Had I arrived a week later I would have seen the meadows in full flower, then again the week before there had been two and a half feet of snow. The timing of these slender margins varies each year but those days of seeing the meadows emerge will stay with me always.
Lower down where I camped beneath the pines among flowery shrubs I have to leave the last words to John Muir. In his essay Shasta Bees from 1875 he wrote:
"In June the base of Mount Shasta will be as white with honey as the summit with snow. Follow the bees and be showered with blossoms; take a baptism and a honey-bath and get some sweetness into your lives".
Right on John!
Tuesday, 20 June 2017
Monday, 19 June 2017
Monk's Hood (Aconitum napellus) is a very poisonous plant. All parts of it are toxic and potentially fatal if ingested.
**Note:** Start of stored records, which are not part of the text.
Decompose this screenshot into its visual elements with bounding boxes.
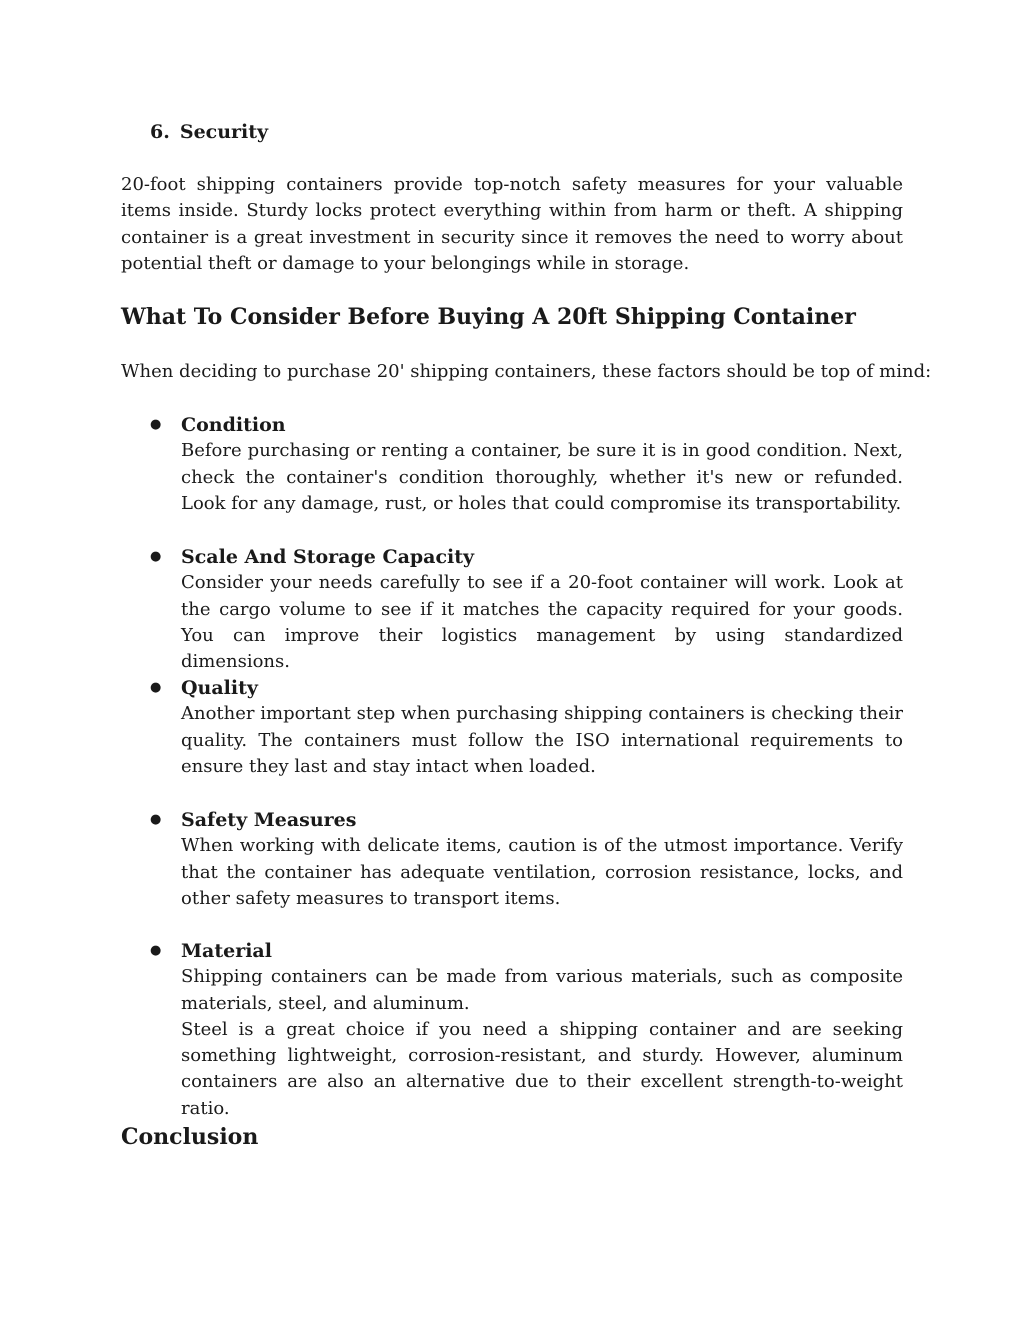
section-heading-consider: What To Consider Before Buying A 20ft Shipping Container <box>121 304 856 330</box>
list-item-body-continued: Steel is a great choice if you need a shipping container and are seeking something lightweight, corrosion-resistant, and sturdy. However, aluminum containers are also an alternative due to their excellent strength-to-weight ratio. <box>181 1018 903 1119</box>
bullet-icon: ● <box>150 549 162 564</box>
list-item-scale-capacity <box>150 544 903 675</box>
list-item-title: Safety Measures <box>181 809 357 831</box>
list-item-material <box>150 938 903 1122</box>
list-item-body: Before purchasing or renting a container, be sure it is in good condition. Next, check the container's condition thoroughly, whether it's new or refunded. Look for any damage, rust, or holes that could compromise its transportability. <box>181 440 903 514</box>
list-item-title: Material <box>181 940 272 962</box>
bullet-icon: ● <box>150 680 162 695</box>
list-item-quality <box>150 675 903 780</box>
section-heading-conclusion: Conclusion <box>121 1124 259 1150</box>
list-item-body: Another important step when purchasing shipping containers is checking their quality. The containers must follow the ISO international requirements to ensure they last and stay intact when loaded. <box>181 703 903 777</box>
list-item-title: Quality <box>181 677 258 699</box>
list-item-body: When working with delicate items, caution is of the utmost importance. Verify that the container has adequate ventilation, corrosion resistance, locks, and other safety measures to transport items. <box>181 835 903 909</box>
list-item-title: Condition <box>181 414 286 436</box>
bullet-icon: ● <box>150 812 162 827</box>
intro-paragraph: When deciding to purchase 20' shipping containers, these factors should be top of mind: <box>121 361 932 382</box>
bullet-icon: ● <box>150 417 162 432</box>
list-number: 6. <box>150 121 170 143</box>
list-item-safety-measures <box>150 807 903 912</box>
bullet-icon: ● <box>150 943 162 958</box>
security-paragraph: 20-foot shipping containers provide top-notch safety measures for your valuable items inside. Sturdy locks protect everything within from harm or theft. A shipping container is a great investment in security since it removes the need to worry about potential theft or damage to your belongings while in storage. <box>121 174 903 274</box>
list-item-condition <box>150 412 903 517</box>
list-item-title: Scale And Storage Capacity <box>181 546 475 568</box>
list-item-body: Shipping containers can be made from various materials, such as composite materials, steel, and aluminum. <box>181 966 903 1014</box>
numbered-heading-label: Security <box>179 121 269 143</box>
list-item-body: Consider your needs carefully to see if a 20-foot container will work. Look at the cargo volume to see if it matches the capacity required for your goods. You can improve their logistics management by using standardized dimensions. <box>181 572 903 673</box>
numbered-heading-security <box>150 119 268 145</box>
It grows into a tall spire of indigo flowers, seen here at the tip. To my eye they do indeed resemble a cowled head.
The Latin name may be more useful to botanists but the common name coveys a somewhat sinister feeling which is justified- beautiful as it is.
Sunday, 18 June 2017
The Common Mallow (Malva sylvestris) is particularly common in coastal areas- these photos were taken over the weekend near Whitstable. The honey bee is absolutely dusted in the pollen of the flowers (as with all photos in this diary clicking on it for the larger version brings out some of the finer detail).
Friday, 16 June 2017
I took a walk along the River Lee in glorious sunshine from Hackney Wick to Cheshunt. This stretch of the river runs alongside the Hackney, Walthamstow and Tottenham marshes and into the Lee Valley Park area- survivals of an older landscape within the bounds of Greater London.
The selection of photos above is taken from visits over the past few years in June/July. Nature abounds and some plants thrive in greater profusion here than I have seen in rural locations; Comfrey, Meadowsweet, Purple Loosestrife, Common Mallow, Goat's-rue and Rosebay Willowherb among them.
I enjoy the writings of Richard Mabey whose first book was published in the early 1970s. It describes his explorations of London's urban and industrial margins and the patchwork of native plants and others from all over the world that grow in these surroundings. He gave this book a title which seems very apt: "The Unofficial Countryside".